Besides her award-winning journalistic work, perhaps Randolph’s most important contribution deserving recognition was her mentoring of many young people, “particularly young people of color,” noted former Twin Cities Black Journalists chapter president Duchesne Drew. He had known Randolph since she came to the Twin Cities.
A Buffalo, N.Y. native, Randolph worked in public broadcasting first as a news director in her hometown and then moved to WBUR Boston. She earned a master’s degree from Columbia University Graduate School of Journalism and later was awarded journalism fellowships to China and Liberia “to better understand the global nature of Minnesota’s growing, transforming communities,” noted a National Association of Black Journalist (NABJ) statement released after Randolph’s death.
“Ms. Randolph told the stories of our citizens and communities, which contributed greatly to the recognition of our shared values and aspirations,” noted Minnesota Gov. Mark Dayton in a media release. “The many young journalists, whom she inspired and mentored, will continue her legacy through their own careers for many years to come.”
Drew recalled, “I met her shortly after she arrived over a dozen years ago to work at Minnesota Public Radio (MPR), where she was first hired as a reporter in 2003. She dove in right away and was eager to pitch in” after she joined the local National Association of Black Journalists chapter.
During her MPR stint, Randolph also oversaw its Young Reporter Series that pairs high school and college students of color with MPR staffers in producing broadcast stories. She also worked with the University of St. Thomas’ ThreeSixty Journalism program and was honored by the group with the Widening the Circle Award in 2014. Earlier this year she was named to its advisory board. She later moved into leadership roles as new audiences editor and as a weekend news editor at the St. Paul news station.
“When you move from being a reporter to being someone who supervises and evaluates other journalists, you affect a lot more stories and a lot more coverage areas,” noted Drew. “She wasn’t the only one doing it, but clearly she paid a big role in the diversification of the coverage” on MPR.
“There is a difference now” at MPR, he pointed out. “A much wider range…a clearer understanding of the ethnic communities here that was deeper and broader than was the case five or 10 years earlier.

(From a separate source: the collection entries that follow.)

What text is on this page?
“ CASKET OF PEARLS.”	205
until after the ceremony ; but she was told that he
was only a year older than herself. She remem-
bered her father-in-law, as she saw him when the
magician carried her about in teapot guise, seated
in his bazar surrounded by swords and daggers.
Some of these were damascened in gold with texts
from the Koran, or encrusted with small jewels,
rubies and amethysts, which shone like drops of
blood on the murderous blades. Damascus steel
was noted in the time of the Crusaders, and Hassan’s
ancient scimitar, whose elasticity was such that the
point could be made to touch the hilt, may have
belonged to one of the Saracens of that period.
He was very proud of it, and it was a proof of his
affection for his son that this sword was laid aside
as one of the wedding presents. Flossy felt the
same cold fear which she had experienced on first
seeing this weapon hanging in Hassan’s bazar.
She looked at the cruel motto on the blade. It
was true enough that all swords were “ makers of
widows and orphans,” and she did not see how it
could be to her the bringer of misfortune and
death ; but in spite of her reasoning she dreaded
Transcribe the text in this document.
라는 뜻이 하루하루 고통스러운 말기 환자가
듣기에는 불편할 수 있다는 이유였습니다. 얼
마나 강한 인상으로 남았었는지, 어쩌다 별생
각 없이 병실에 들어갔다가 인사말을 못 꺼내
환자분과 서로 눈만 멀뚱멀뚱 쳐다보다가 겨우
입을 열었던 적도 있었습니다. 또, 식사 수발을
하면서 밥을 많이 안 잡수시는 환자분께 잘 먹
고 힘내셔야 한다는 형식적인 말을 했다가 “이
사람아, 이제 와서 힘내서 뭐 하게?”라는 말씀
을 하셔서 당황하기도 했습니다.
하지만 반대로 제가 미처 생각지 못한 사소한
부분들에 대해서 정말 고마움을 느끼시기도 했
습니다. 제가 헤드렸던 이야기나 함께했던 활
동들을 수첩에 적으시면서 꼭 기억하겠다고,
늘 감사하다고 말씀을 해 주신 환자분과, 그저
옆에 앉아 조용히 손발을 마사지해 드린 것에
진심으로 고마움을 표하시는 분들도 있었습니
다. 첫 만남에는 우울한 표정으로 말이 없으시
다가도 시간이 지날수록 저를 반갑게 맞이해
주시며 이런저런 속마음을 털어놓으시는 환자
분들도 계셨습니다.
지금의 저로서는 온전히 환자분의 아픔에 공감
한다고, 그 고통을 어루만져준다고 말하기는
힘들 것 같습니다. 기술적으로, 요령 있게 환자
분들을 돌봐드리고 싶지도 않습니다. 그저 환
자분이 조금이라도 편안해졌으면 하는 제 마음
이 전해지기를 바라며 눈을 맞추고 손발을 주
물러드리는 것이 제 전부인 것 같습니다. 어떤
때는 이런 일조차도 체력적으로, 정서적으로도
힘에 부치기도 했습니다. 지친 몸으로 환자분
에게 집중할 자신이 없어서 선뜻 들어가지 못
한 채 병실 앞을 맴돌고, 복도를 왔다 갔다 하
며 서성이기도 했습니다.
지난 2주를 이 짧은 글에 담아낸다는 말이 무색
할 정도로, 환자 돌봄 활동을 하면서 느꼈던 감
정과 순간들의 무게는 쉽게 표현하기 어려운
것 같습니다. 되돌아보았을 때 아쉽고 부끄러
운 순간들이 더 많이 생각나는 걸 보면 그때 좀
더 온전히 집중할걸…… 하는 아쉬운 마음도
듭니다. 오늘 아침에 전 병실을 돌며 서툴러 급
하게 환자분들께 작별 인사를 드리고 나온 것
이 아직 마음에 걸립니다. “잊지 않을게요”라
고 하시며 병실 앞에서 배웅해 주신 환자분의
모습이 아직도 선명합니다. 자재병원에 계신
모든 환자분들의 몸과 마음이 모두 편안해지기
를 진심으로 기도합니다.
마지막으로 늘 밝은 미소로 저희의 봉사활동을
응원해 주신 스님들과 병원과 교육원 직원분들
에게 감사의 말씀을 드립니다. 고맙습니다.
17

“I know she played an important role in identifying and mentoring some of those people that we hear today on the air. She played a very big role in helping MPR reach the communities that have been often overlooked or not that understood by mainstream media.”
More importantly, added longtime friend Sheletta Brundidge of Randolph, who kept her battle with cancer a secret from most, “Toni is a reminder of what Black women used to be like. She dressed up to go to work. She went to work sick and never told anybody. She embodied all the old-school values Black women used to have. She had integrity and handled her business. She kept her personal life personal. She’s a grown-a** woman.”
Brundidge recalled the time she and her husband were planning to move out of town and looked to sell their home. “We didn’t want to sell that house to just anybody. We were at church and we told Toni we were about to move [to Texas]. We are going to sell our house — you want to buy it? She said, ‘Sure I do.’ She bought our house.”
“When she told me she had cancer, she was dealing with [it] and a lot of stuff,” recalled Randolph’s older brother Morgan Randolph of Rochester, N.Y. in an MSR phone interview, “At first, we thought it wasn’t cancer, just a tumor. As things progressed, she just handled her business.”
“I knew she would be successful, but I had no idea of the impact she had made,” added Morgan Randolph. “She’s a fighter.”
“No matter how bad, Toni was going to do what she had to do,” noted her younger brother Marvin Randolph of Lancaster, S.C. “She would not let cancer beat her, and if it beat her, she would keep fighting.”
“A first-rate journalist and a tremendous friend,” said Drew, a former Star Tribune editor. “She was someone really committed to using her talent to make this community better. In her last role in a supervisory-management [position], she was still doing some journalism, but I think the biggest impact she had on what we heard on the airwaves was through…mentoring other people.”
“Those are big shoes to fill,” continued Drew on Randolph. “I loved her dearly and I’m sad that she’s gone. I wished we had more time together, but I am grateful for the time we had. She’ll be missed.”
“They don’t make Black women like that anymore,” said Brundidge.
A memorial service was held Tuesday, July 12 at Fellowship Missionary Baptist Church in North Minneapolis.